“O jardim de cimento”, filme de Andrew Birkin, homônimo ao romance de Ian McEwan, trata mesmo de nos colocar a questão fundamental sobre o existir: quem somos nós? Essa pergunta existencial perpassa todo o filme questionando a antropologia que afirma ser a proibição do incesto como início do vínculo social. Esse questionamento que gravita entre formação sexual, amorosa, sentimental e psicológica norteia nosso olhar sobre essa obra.
É sabido que o superego é construído nas crianças por influência dos pais.

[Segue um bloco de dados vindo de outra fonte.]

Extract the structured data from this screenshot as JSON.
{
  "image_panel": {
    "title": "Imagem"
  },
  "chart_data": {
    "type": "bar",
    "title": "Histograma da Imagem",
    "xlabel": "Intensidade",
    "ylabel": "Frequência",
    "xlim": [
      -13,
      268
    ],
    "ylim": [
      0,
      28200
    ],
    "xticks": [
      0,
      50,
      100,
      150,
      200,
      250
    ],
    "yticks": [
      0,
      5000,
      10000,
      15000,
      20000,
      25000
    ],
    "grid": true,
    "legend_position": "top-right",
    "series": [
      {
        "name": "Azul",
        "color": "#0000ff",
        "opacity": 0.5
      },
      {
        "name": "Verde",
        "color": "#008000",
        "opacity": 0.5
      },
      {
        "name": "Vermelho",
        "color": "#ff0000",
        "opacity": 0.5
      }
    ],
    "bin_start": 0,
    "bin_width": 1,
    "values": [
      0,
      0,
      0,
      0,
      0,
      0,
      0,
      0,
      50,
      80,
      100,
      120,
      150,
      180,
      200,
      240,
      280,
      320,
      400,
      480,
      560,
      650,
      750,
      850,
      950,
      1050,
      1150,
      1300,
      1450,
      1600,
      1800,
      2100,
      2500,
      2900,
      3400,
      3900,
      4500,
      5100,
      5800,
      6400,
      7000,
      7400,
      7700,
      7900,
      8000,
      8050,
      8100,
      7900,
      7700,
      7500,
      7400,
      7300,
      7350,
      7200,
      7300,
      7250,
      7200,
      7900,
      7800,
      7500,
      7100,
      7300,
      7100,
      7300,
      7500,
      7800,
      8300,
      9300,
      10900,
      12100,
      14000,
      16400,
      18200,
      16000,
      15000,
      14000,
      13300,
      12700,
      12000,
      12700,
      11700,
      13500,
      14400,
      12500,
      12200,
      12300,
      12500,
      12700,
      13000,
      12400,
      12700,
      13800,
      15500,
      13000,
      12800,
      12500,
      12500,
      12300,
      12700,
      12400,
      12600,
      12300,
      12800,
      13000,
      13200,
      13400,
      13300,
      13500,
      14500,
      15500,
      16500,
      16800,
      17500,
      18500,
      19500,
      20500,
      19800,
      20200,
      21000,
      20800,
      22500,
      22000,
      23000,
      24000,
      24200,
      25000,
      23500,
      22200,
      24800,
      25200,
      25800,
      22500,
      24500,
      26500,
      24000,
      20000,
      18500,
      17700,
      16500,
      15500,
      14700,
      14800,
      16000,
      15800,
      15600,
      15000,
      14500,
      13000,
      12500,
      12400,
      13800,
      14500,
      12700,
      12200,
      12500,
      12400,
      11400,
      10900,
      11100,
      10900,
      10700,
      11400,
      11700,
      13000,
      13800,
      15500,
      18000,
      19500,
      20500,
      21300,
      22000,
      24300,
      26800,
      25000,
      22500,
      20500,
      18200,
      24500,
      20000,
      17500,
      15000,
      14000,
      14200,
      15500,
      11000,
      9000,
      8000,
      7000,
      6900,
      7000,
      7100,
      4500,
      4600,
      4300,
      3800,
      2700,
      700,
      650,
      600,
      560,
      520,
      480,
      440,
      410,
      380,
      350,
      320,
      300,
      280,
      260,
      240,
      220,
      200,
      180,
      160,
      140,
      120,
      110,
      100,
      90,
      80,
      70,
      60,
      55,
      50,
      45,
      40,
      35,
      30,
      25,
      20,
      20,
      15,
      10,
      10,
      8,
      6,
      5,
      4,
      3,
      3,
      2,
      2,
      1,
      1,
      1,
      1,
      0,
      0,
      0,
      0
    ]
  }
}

Assim, até a adolescência, essencialmente formam-se alguns referenciais ideológicos que irão conduzir a pessoa, podendo ser tomado como dogma e nunca mais discutido e ou também, em pessoas mais afeitas à reflexão, ser discutida em divãs, salas de aula e mesas de bar – até mesmo na presença de um livro essas heranças podem ser discutidas.
O enredo do filme é simples: uma família patriarcal que é dissolvida pela morte prematura dos pais. Há quatro filhos que a partir de então irão encenar essa tragédia. Não falamos tragédia aqui apenas por alusão há algo que acontece de mal. Não. A questão é mais profunda. Pois há na relação de Julie e Jack uma das leituras feitas na tragédia Antígona. Na qual se supõe que Antígona é apaixonada por seu irmão Polinices. Assim como se especula sobre o amor de Florbela Espanca por seu irmão Apeles.

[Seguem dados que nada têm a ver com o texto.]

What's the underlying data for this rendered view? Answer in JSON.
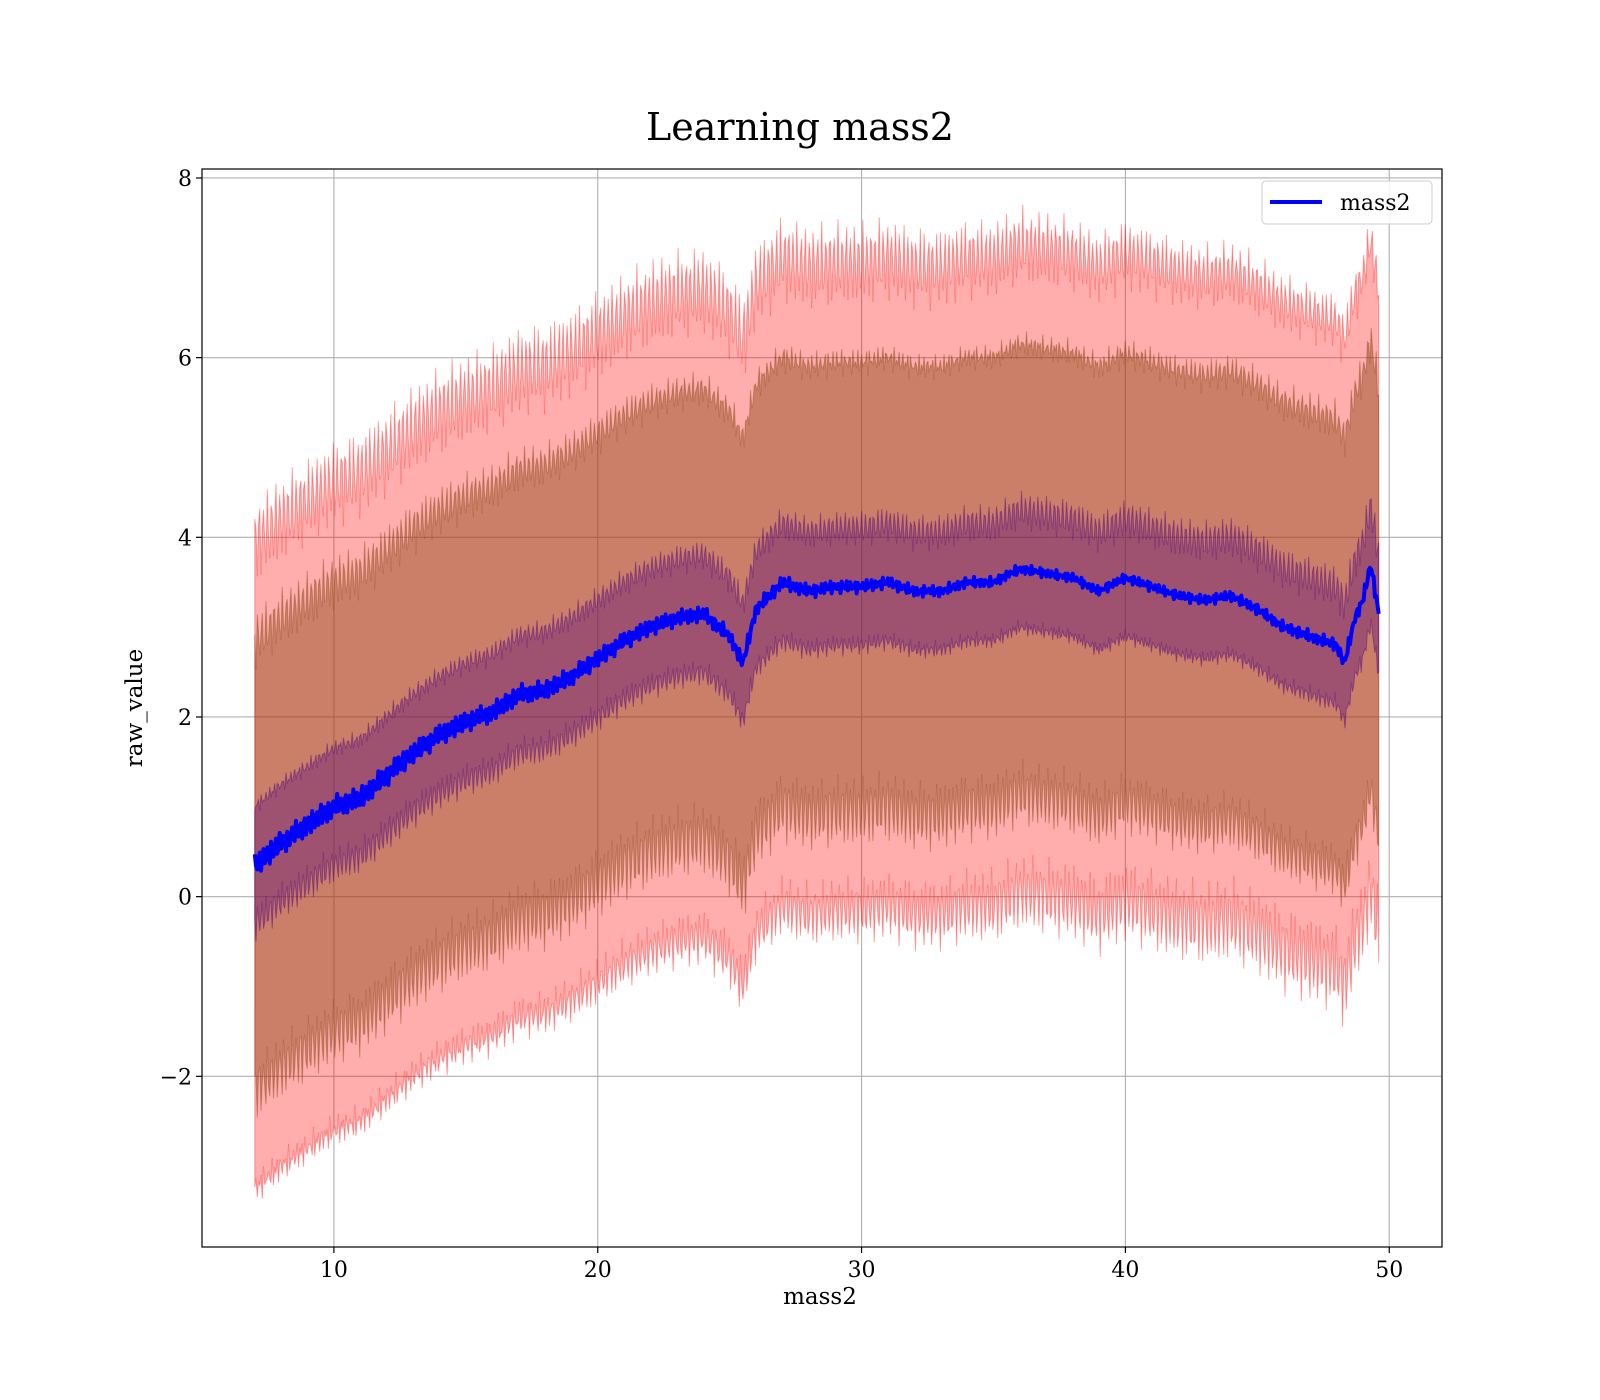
{
  "chart_data": {
    "type": "line",
    "title": "Learning mass2",
    "xlabel": "mass2",
    "ylabel": "raw_value",
    "xlim": [
      5,
      52
    ],
    "ylim": [
      -3.9,
      8.1
    ],
    "x_ticks": [
      10,
      20,
      30,
      40,
      50
    ],
    "x_tick_labels": [
      "10",
      "20",
      "30",
      "40",
      "50"
    ],
    "y_ticks": [
      -2,
      0,
      2,
      4,
      6,
      8
    ],
    "y_tick_labels": [
      "−2",
      "0",
      "2",
      "4",
      "6",
      "8"
    ],
    "grid": true,
    "legend": {
      "position": "top-right",
      "entries": [
        "mass2"
      ]
    },
    "colors": {
      "line": "#0000ff",
      "band_outer": "#ff0000",
      "band_middle": "#8b4513",
      "band_inner": "#4b0082"
    },
    "series": [
      {
        "name": "mass2",
        "x": [
          7,
          8,
          9,
          10,
          11,
          12,
          13,
          14,
          15,
          16,
          17,
          18,
          19,
          20,
          21,
          22,
          23,
          24,
          25,
          25.5,
          26,
          27,
          28,
          29,
          30,
          31,
          32,
          33,
          34,
          35,
          36,
          37,
          38,
          39,
          40,
          41,
          42,
          43,
          44,
          45,
          46,
          47,
          48,
          48.3,
          48.7,
          49,
          49.3,
          49.6
        ],
        "values": [
          0.35,
          0.6,
          0.8,
          1.0,
          1.1,
          1.35,
          1.6,
          1.8,
          1.95,
          2.05,
          2.25,
          2.3,
          2.45,
          2.65,
          2.85,
          3.0,
          3.1,
          3.15,
          2.9,
          2.6,
          3.2,
          3.5,
          3.4,
          3.45,
          3.45,
          3.5,
          3.4,
          3.4,
          3.5,
          3.5,
          3.65,
          3.6,
          3.55,
          3.4,
          3.55,
          3.45,
          3.35,
          3.3,
          3.35,
          3.2,
          3.0,
          2.9,
          2.8,
          2.6,
          3.1,
          3.3,
          3.7,
          3.15
        ],
        "band_inner_halfwidth": 0.65,
        "band_middle_halfwidth": 2.5,
        "band_outer_halfwidth": 3.6
      }
    ]
  }
}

Há mais um tom de tragédia quando ao fim do filme os irmãos encenam uma clara expressão de incesto e no diálogo, Julie pergunta a Jack se ele considerava aquilo tudo que fizeram algo errado. Ele responde que considera aquilo natural. Bom, parece que a chave filosófica e psi do filme estaria aqui. Não há superego ali, o id comanda a trama. Quem somos nós?

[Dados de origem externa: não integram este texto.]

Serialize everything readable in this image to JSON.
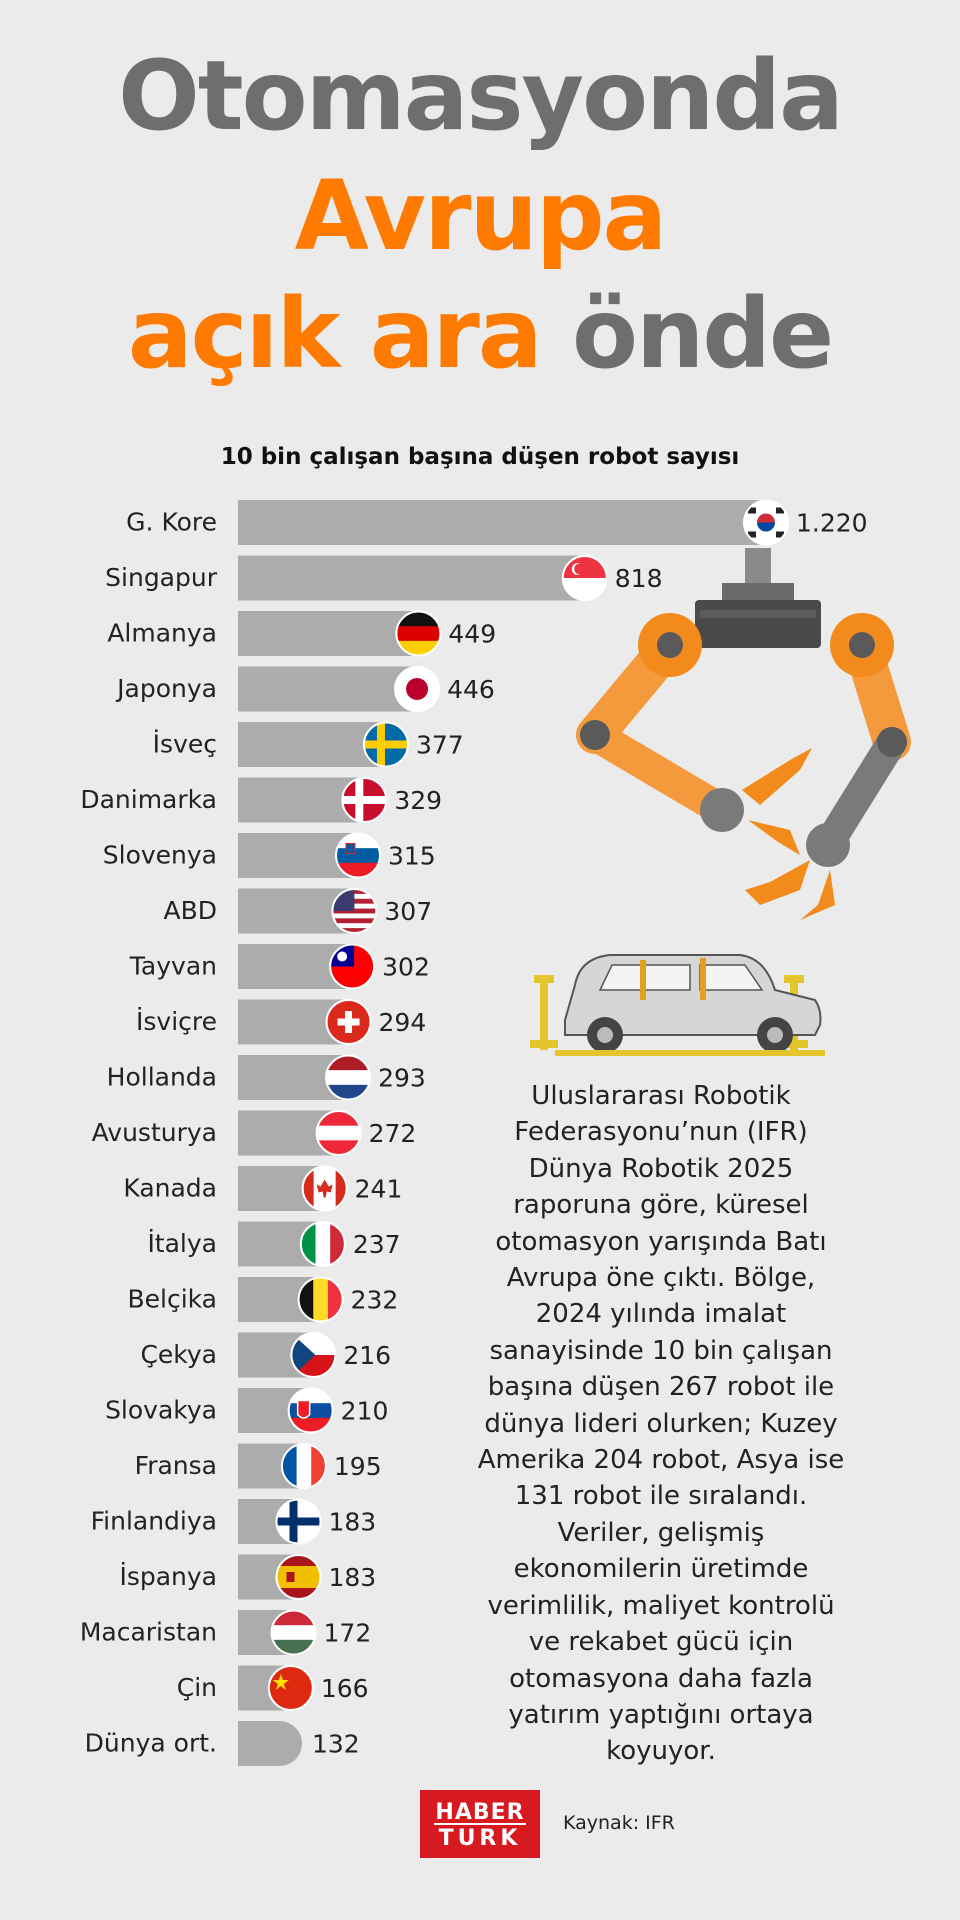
{
  "headline": {
    "line1": "Otomasyonda",
    "line2": "Avrupa",
    "line3_orange": "açık ara",
    "line3_gray": "önde"
  },
  "colors": {
    "orange": "#ff7a00",
    "gray_text": "#6e6e6e",
    "bar": "#acacac",
    "background": "#ebebeb",
    "brand_red": "#d71920"
  },
  "chart_data": {
    "type": "bar",
    "orientation": "horizontal",
    "title": "10 bin çalışan başına düşen robot sayısı",
    "categories": [
      "G. Kore",
      "Singapur",
      "Almanya",
      "Japonya",
      "İsveç",
      "Danimarka",
      "Slovenya",
      "ABD",
      "Tayvan",
      "İsviçre",
      "Hollanda",
      "Avusturya",
      "Kanada",
      "İtalya",
      "Belçika",
      "Çekya",
      "Slovakya",
      "Fransa",
      "Finlandiya",
      "İspanya",
      "Macaristan",
      "Çin",
      "Dünya ort."
    ],
    "values": [
      1220,
      818,
      449,
      446,
      377,
      329,
      315,
      307,
      302,
      294,
      293,
      272,
      241,
      237,
      232,
      216,
      210,
      195,
      183,
      183,
      172,
      166,
      132
    ],
    "value_labels": [
      "1.220",
      "818",
      "449",
      "446",
      "377",
      "329",
      "315",
      "307",
      "302",
      "294",
      "293",
      "272",
      "241",
      "237",
      "232",
      "216",
      "210",
      "195",
      "183",
      "183",
      "172",
      "166",
      "132"
    ],
    "flags": [
      "south-korea",
      "singapore",
      "germany",
      "japan",
      "sweden",
      "denmark",
      "slovenia",
      "usa",
      "taiwan",
      "switzerland",
      "netherlands",
      "austria",
      "canada",
      "italy",
      "belgium",
      "czechia",
      "slovakia",
      "france",
      "finland",
      "spain",
      "hungary",
      "china",
      ""
    ],
    "xlim": [
      0,
      1220
    ]
  },
  "description": "Uluslararası Robotik Federasyonu’nun (IFR) Dünya Robotik 2025 raporuna göre, küresel otomasyon yarışında Batı Avrupa öne çıktı. Bölge, 2024 yılında imalat sanayisinde 10 bin çalışan başına düşen 267 robot ile dünya lideri olurken; Kuzey Amerika 204 robot, Asya ise 131 robot ile sıralandı. Veriler, gelişmiş ekonomilerin üretimde verimlilik, maliyet kontrolü ve rekabet gücü için otomasyona daha fazla yatırım yaptığını ortaya koyuyor.",
  "logo": {
    "line1": "HABER",
    "line2": "TURK"
  },
  "source": "Kaynak: IFR"
}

Em primeiro, há uma cena em que o pai lança cimento sobre as flores do jardim. Essa cena é emblemática, pois isso mostra que ali há uma cor, a cinza. Ou seja, a ausência de cor com que muitas famílias tratam os sonhos das crianças, plurais e coloridas. O mesmo cimento que enterra as flores enterra a mãe. As crianças lançam tudo que é flor para o abismo do cinza, do cimento. Depois vivem a tragédia de nunca mais se desvencilharem desse cimento. De onde brotam formigas. A vida se foi. As cores também. A ausência de referências e uma discussão sobre a natureza humana ficam claras quando há um diálogo em que o irmão mais novo decide se vestir como mulher.
Afinal de contas, se na primeira vez em que tocam a relação humana não há em que se amparar, em nenhuma ideologia, em nenhum dogma, nenhuma paradigma, o que seria homem? E mulher? Roupas? Isso talvez ajude a desmascarar preconceitos acerca de gênero e questões sexuais. Somos apenas aquilo que podemos ser. Não há determinação natural ou genética quando falamos de humanos. Somos história e aquilo que ela nos permite ser.
Falamos isso, pois quando os irmãos se relacionam incestuosamente e o outro irmão se veste como mulher, fica claro que não se trata apenas de uma discussão sobre estrutura familiar. A questão é mais profunda. Trata-se de afirmar que dentro daquela casa, cercada de cimento, dúvidas e descobrimentos, as crianças criaram seu próprio mundo. Com seus valores peculiares. Não deixaram de ser humanos por isso. Não desrespeitaram nenhuma lei natural, simplesmente porque ela não existe. Esse existir cru e culturalmente construído nos chama a atenção. Sartre nos diria que estaríamos desde sempre condenados à nossa liberdade. Assim compuseram sua trama. Órfãos de pais. Pais de seu próprio destino. Tragicamente tomados por aquilo que lhes era inevitável. Como o é a tragédia mesma. Nada além do que aquilo que nos toma, não nos devolve e sequer pergunta se pode entrar, avassala. Da mesma maneira como foram tomados os irmãos a partir da morte da mãe e do pai.